Marcelo Carneiro da Cunha *

Minha avó Jovita, forte gaúcha de Lagoa Vermelha e dos bons tempos, me informou durante uma sessão de Nosso Lar que nunca mais tinha se divertido tanto, desde 1964 e da Marcha da Família com Deus e pela Ditadura. Sempre que perguntei a vovó se ela tinha marchado, ela era tão reticente quanto o bravo candidato Serra na hora de falar dos seus reais planos para o Pré-Sal.

Mas, se a minha avó Jovita se diverte com essa eleição, algo não vai bem no reino da Dinamarca aqui ao redor.

Cada eleição serve para se tomar a temperatura do que ferve sob o alcance do radar da nossa percepção e não se mostra a não ser em momentos especiais. Alguém aí sabia que a igreja católica se mantinha tão apegada aos seus métodos desenvolvidos no século 12? Algum de vocês já tinha visto um candidato a vice tão desaparecido quanto o Índio da Costa? Alguma vez tinham visto uma guerra de dossiês invisíveis como essa?

Algum de vocês já tinha notado o grau de articulação de setores evangélicos, e do preço que queriam pelo apoio ao que quer que fosse? Alguém tinha se dado conta de que havia tanta oposição ao desejo de justiça de um PNDH3? Alguém aí sabia que a TFP seguia viva, mesmo que por aparelhos?

Eu não tinha percebido, não tudo isso, ao menos. Recentemente, em viagens à Espanha e Alemanha, meio que influenciado pelo entusiasmo deles conosco, eu me deixei levar e acreditar que estávamos bem, que estávamos ótimos, que nosso desenvolvimento institucional, que a demonstração dada pelo Lula de que era possível fazer tudo ao mesmo tempo, menos duplicar a BR-101, ao menos dentro dentro do período da minha vida útil era a marca do novo Brasil.

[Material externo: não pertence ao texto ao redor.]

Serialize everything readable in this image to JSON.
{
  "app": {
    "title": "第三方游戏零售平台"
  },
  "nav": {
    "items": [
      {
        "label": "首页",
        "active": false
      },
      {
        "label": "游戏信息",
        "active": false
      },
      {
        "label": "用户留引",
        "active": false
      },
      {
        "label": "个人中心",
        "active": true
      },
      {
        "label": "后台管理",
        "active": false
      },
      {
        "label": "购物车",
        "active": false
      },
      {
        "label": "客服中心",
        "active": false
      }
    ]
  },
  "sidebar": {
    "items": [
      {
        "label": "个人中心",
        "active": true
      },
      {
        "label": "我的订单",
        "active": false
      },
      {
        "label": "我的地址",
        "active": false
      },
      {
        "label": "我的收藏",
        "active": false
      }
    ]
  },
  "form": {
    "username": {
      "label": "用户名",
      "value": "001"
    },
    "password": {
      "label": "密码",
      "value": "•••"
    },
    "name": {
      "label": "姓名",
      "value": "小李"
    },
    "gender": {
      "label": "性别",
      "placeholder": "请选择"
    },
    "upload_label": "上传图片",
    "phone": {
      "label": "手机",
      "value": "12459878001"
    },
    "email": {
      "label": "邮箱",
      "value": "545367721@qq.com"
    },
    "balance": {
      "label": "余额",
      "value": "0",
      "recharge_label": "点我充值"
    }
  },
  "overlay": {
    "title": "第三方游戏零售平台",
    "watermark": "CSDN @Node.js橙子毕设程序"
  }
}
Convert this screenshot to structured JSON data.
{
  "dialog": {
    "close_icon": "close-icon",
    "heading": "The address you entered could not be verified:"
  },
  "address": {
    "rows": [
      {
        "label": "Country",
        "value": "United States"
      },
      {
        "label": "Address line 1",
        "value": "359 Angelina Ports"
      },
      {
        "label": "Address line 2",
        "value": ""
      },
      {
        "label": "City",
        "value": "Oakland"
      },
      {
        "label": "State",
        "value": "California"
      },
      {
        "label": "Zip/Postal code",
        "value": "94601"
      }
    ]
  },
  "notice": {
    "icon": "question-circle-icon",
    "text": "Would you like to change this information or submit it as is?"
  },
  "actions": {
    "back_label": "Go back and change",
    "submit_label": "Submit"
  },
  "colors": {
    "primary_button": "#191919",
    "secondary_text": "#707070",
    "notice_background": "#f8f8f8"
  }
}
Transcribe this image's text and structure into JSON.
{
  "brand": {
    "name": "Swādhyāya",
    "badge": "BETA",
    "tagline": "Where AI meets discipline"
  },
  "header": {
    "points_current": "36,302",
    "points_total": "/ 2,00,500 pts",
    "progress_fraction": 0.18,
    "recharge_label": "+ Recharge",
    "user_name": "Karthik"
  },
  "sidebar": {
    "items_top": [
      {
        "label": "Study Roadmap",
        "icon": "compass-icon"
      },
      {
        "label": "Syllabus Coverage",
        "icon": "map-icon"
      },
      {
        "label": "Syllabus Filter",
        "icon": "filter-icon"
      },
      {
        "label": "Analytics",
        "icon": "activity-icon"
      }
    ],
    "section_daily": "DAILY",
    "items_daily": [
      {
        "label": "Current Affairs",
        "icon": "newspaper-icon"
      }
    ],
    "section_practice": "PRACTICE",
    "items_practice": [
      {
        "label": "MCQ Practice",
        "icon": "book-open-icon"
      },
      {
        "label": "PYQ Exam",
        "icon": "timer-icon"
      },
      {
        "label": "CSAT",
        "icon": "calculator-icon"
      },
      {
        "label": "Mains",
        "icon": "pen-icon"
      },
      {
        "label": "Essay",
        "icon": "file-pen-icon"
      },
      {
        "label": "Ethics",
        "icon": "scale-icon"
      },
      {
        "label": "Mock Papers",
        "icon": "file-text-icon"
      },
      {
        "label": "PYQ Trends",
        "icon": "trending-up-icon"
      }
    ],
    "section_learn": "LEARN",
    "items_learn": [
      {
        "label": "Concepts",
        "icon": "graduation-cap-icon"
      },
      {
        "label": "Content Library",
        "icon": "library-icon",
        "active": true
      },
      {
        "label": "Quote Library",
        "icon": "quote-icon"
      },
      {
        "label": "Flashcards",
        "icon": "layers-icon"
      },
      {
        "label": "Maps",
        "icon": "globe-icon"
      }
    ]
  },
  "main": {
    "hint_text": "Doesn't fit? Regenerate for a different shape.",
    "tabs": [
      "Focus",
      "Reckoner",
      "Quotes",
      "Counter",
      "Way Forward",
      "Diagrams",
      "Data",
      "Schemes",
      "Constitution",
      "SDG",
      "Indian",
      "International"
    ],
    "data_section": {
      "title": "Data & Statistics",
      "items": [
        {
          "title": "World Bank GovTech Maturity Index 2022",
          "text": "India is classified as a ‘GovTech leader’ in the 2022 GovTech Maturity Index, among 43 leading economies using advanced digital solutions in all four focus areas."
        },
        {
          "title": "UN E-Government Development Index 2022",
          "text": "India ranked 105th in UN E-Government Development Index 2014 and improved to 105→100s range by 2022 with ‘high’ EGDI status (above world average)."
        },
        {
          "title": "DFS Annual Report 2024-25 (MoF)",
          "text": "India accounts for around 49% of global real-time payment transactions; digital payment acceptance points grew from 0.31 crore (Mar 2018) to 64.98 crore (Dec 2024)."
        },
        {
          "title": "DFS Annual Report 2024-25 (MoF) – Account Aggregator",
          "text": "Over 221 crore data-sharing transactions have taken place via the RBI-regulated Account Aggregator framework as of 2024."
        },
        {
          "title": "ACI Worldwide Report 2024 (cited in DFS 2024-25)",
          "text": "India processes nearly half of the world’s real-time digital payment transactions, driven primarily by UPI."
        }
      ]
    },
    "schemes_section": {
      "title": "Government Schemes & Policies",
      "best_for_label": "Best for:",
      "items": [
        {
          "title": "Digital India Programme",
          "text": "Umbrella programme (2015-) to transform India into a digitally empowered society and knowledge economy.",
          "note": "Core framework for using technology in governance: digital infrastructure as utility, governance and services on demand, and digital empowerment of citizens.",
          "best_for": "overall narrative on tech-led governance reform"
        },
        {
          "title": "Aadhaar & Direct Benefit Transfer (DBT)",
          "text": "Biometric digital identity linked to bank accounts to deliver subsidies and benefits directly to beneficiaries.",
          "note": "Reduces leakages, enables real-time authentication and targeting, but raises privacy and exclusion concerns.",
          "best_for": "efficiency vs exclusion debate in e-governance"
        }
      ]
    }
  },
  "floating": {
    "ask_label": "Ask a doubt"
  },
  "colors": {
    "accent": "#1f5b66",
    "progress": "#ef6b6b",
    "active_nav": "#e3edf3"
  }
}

Sinceramente, e ingenuamente, me surpreendi ao ver que tanto a direita quanto o tradicional sentimento das classes de cima por todas as outras continuavam lá, firmes.

Vi vendo em São Paulo há alguns anos, vi com muita alegria o meu amado e idolatrado Rio Grande romper com as suas dificuldades para produzir consensos dos últimos bons anos e resolver tudo em um incrível primeiro turno. Oigalê!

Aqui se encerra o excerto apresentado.